New Relic lets you monitor your software infrastructure so you can deliver reliable systems. Whether you work in the cloud, on dedicated hosts, or with containers running in orchestrated environments, you can use infrastructure monitoring to improve health and performance outcomes.
From one.newrelic.com > All Capabilities > Infrastructure:The Hosts page shows performance data about your systems, networks, processes, and storage.
One agent, many capabilities
To get access to our infrastructure monitoring capability, you need the infrastructure agent. When you install the agent, it collects performance and health data about system resources and processes for on-premise or virtualized hosts. From there, you can configure the agent to pair with one of our supported on-host integrations, or to forward logs.
Infrastructure monitoring empowers modern operations teams to dig deep into complex and hybrid systems, from a single data center to thousands of Amazon, Google Cloud, or Azure instances. Whatever your architecture looks like, our infrastructure monitoring capability helps you troubleshoot and improve your systems. Here are some solutions:
- Our infrastructure agent for Linux, macOS, and Windows operating systems
- Our Kubernetes and Pixie integrations
- Our cloud integrations for Amazon, Azure, and Google Cloud Platform
- Our Prometheus integrations
- Our on-host integrations for services like MySQL, NGINX, Cassandra, and Kafka (to name a few)
Reduce MTTR with actionable data
Real-time metrics and analytics reduce your mean-time-to-resolution (MTTR) by connecting changes in host performance to changes in your configuration. Here's an example of how infrastructure data can help you:
From the Inventory page, focus on all the infrastructure entities in your estate.
one.newrelic.com > All Capabilities > Infrastructure monitoring > Inventory: Search across your entire system to find exactly which of your hosts contain particular packages, configs, or startup scripts.
From the Events page you can track config changes, restarts, SSH sessions, and other key event changes.
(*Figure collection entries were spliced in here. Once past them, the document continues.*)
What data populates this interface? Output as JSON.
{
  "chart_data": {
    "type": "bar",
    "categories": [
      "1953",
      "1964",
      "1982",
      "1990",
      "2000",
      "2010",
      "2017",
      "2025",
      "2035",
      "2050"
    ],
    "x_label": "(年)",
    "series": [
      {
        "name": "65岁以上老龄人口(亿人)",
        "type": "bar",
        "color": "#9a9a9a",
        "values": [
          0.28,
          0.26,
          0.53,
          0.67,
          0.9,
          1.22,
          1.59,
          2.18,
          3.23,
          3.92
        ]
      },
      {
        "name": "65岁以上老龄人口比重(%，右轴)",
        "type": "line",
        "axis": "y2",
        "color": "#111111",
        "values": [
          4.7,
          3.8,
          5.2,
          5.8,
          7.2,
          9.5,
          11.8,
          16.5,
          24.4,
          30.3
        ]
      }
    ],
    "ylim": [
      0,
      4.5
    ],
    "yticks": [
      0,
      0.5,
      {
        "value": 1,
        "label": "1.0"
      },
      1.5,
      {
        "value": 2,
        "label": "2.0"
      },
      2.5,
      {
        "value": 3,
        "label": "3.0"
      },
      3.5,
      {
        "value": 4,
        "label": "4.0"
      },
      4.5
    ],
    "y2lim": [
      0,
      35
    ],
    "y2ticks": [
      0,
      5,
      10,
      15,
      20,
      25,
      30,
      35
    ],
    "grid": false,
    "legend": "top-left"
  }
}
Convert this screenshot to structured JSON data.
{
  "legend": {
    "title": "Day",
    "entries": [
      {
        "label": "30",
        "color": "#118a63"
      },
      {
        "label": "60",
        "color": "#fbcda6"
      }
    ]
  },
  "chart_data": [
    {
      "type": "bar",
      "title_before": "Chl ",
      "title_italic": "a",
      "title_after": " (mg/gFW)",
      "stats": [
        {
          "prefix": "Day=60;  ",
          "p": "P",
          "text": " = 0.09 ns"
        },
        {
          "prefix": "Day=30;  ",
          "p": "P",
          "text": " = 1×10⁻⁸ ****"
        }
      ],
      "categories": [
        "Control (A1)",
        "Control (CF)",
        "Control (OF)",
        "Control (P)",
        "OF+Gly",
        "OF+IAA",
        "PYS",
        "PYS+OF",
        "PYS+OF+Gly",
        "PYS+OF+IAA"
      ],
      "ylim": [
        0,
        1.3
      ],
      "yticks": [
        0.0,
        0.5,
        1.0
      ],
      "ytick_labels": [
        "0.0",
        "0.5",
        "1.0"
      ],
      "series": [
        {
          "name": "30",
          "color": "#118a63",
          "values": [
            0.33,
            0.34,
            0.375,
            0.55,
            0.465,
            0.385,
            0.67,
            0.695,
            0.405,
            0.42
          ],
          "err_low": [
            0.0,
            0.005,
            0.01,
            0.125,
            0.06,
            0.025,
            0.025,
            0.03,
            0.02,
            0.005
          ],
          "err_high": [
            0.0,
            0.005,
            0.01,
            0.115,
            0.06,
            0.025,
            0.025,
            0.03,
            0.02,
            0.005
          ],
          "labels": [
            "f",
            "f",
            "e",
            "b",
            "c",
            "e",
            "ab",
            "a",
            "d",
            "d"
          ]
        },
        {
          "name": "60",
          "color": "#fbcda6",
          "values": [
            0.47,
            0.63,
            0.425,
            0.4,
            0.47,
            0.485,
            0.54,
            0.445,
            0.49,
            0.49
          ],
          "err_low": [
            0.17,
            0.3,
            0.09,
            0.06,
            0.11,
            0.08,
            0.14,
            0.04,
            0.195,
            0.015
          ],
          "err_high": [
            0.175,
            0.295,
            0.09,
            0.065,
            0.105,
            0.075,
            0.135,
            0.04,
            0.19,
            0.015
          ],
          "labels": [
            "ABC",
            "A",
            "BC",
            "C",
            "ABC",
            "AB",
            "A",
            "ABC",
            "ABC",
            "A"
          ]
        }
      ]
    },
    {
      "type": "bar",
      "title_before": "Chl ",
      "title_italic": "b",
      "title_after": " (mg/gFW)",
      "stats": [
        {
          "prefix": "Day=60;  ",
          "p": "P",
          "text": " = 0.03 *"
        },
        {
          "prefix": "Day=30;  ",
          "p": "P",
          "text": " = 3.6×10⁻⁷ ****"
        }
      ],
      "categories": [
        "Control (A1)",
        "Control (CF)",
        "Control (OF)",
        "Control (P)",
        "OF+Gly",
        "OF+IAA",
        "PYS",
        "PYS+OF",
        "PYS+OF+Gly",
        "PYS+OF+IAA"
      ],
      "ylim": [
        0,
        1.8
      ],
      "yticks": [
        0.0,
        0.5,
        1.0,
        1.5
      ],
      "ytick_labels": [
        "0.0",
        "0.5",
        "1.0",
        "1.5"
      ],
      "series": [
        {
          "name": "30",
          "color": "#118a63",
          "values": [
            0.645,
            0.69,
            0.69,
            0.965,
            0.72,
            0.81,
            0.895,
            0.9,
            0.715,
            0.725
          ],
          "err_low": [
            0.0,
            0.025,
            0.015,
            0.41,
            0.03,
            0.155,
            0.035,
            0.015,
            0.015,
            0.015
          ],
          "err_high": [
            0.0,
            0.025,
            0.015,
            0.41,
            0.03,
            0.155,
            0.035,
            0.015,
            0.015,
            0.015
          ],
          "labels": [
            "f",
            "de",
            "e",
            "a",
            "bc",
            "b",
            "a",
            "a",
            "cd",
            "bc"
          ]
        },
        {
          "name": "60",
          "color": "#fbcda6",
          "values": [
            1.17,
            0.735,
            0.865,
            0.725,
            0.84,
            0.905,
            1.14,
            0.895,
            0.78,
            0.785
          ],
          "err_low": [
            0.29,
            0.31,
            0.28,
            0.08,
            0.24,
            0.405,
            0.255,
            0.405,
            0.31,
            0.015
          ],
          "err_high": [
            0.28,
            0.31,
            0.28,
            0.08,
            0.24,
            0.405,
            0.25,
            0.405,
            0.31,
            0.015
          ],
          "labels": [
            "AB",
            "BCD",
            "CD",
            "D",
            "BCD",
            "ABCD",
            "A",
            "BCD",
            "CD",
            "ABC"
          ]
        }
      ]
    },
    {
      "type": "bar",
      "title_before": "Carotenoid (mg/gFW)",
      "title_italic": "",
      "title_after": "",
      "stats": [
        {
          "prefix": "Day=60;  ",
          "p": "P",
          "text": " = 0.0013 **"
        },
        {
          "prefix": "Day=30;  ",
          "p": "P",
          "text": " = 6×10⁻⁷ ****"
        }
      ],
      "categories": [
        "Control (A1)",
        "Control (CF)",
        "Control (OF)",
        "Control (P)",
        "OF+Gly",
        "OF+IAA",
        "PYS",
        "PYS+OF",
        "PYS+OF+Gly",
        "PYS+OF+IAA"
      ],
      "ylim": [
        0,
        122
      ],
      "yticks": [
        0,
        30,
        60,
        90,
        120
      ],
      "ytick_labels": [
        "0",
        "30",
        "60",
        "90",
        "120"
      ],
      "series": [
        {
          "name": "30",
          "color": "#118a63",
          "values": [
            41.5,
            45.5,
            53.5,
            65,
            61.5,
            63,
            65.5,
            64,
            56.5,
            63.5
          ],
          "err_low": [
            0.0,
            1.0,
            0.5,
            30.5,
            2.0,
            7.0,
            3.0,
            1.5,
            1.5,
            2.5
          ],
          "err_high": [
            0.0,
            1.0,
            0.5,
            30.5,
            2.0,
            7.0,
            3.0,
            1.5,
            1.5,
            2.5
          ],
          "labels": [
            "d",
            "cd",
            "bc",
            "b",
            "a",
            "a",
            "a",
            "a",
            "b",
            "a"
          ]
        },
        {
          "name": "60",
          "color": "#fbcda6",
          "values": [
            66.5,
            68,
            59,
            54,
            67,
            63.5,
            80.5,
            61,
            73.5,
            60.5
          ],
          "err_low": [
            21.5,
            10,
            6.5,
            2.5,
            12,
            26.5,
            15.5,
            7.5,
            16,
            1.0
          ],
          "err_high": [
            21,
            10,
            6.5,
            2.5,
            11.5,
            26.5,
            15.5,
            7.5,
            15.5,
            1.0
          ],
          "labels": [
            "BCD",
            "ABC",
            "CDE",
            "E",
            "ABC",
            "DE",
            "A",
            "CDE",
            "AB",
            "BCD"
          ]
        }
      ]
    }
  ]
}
A real-time feed gives you a changelog for your entire infrastructure.
The Events page contains a real-time feed of all that is happening in your hosts.
However you use it, our solution securely collects and displays your data so your monitoring never lags behind reality.
Install the infrastructure agent
To get acccess to infrastructure monitoring, you'll first need to install an agent. You can install the infrastructure agent in Linux, macOS, and Windows systems. Depending on your observability needs, you have a few different options for deploying the agent in your system. We recommend reviewing our Choose your infrastructure agent install method to decide the option that fits your use case.
Most of our solutions depend on installing the infrastructure agent first to send data in concert with it.
Our infrastructure service integrations
Our infrastructure integrations give you access to the metrics of many popular services and systems. Our integrations include:
- Cloud platform integrations: Amazon, Google Cloud Platform, and Microsoft Azure.
- Our Kubernetes integration, and our Pixie integration.
- Our on-host integrations, like NGINX, Cassandra, MySQL, and many more: these work in concert with our infrastructure agent.
- Make your own integration with New Relic Flex.
View logs for your infrastructure and app data
Bring your logs and infrastructure data together to make troubleshooting easier and faster! With logs in context, you can see logs of your infrastructure data, such as Kubernetes clusters. You can add as many configuration files as you need; these files will serve as the sources that push your log metadata to our platform.
You can also see log messages related to your errors and traces directly in your app's or host's UI. For more information, see our APM logs in context documentation.
If your agent doesn't support our automatic logs in context solution yet, you can continue to use our manual logs in context solutions, and forward your logs via our infrastructure agent or other supported third-party log forwarder.